Parliament will meet from January 31 to April 8 for its crucial and the longest annual session — the budget session — in the backdrop of the third surge of the Covid-19 infections.
There will, however, be a long recess in between, from February 11 to March 14, according to a note from the Union parliamentary affairs ministry circulated on Friday. This recess period roughly coincides with elections in five states that will run in seven phases starting on February 10, with the results to be announced on March 10.
The general budget will be presented on February 1 after the President’s address to the joint sitting of both Houses on the inaugural day. The Economic Survey will also be presented on January 31.
Top officials of the two Houses have started exploring options, including a staggered timetable for the Rajya Sabha and Lok Sabha, and a highly dispersed seating arrangement for the MPs for the upcoming budget session. A final decision on the arrangements will be taken around January 25 or 26, when Rajya Sabha chairman Venkaiah Naidu and Lok Sabha Speaker Om Birla meet over the issue, the officials said.
But the length of the session, like the previous five since March 2020, will depend entirely on the Covid situation.
India reported 270,460 cases and 399 deaths on Friday.
“The priority will be to first clear the budget, the finance bill and the appropriation bills — the mandatory requirements under the Constitution. We can think about the other legislation if the time permits,” a senior government functionary said.
The treasury benches will be looking to clear important legislation and the Opposition to discussing crucial issues after the 2021 winter session was heavily disrupted. Twelve Opposition members were suspended from the Rajya Sabha right at the start of the session over indiscipline in the monsoon session, leading to opposition parties stalling proceedings in protest. Disruptions were also triggered by the Opposition’s demands for a law on minimum support prices (MSPs) for certain crops in the backdrop of the repeal of three controversial farm bills.
Lok Sabha, which had utilized 100% time in nearly all sessions, saw 82% productivity while the Rajya Sabha had 47% productivity in the winter session.
“We definitely want this session to run. We have key issues to discuss,” said a senior Opposition leader who is a member of the Rajya Sabha.
The Covid situation, however, may delay the review of some crucial bills as several parliamentary panels have been unable to meet for the last several weeks due to a surge in infections triggered by the Omicron variant of the Sars-CoV-2 virus.

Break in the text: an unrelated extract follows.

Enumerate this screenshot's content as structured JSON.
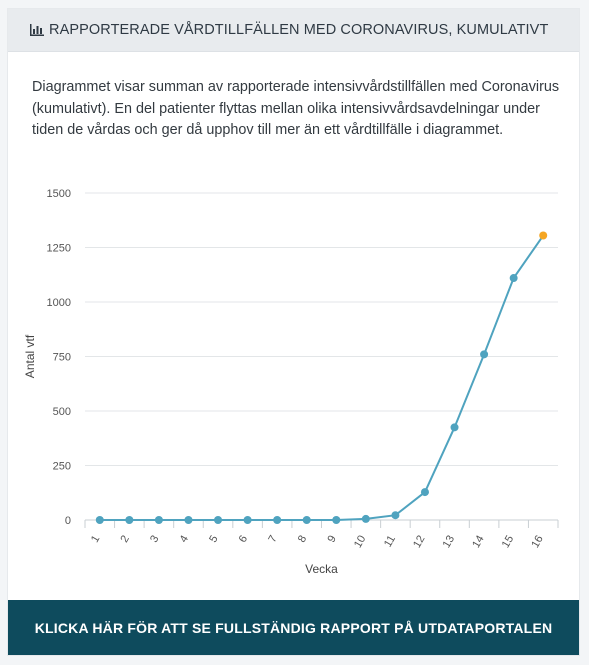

“The panel on environment cancelled its meeting on January 10. It was scheduled to discuss the amendments to the wildlife act. “Some other committee meetings too were cancelled. But the joint committee on Biological diversity bill met once on January 4, the next meeting is scheduled on January 21,” said an official, citing instances of how the pandemic’s latest wave has slowed down the functioning of these panels.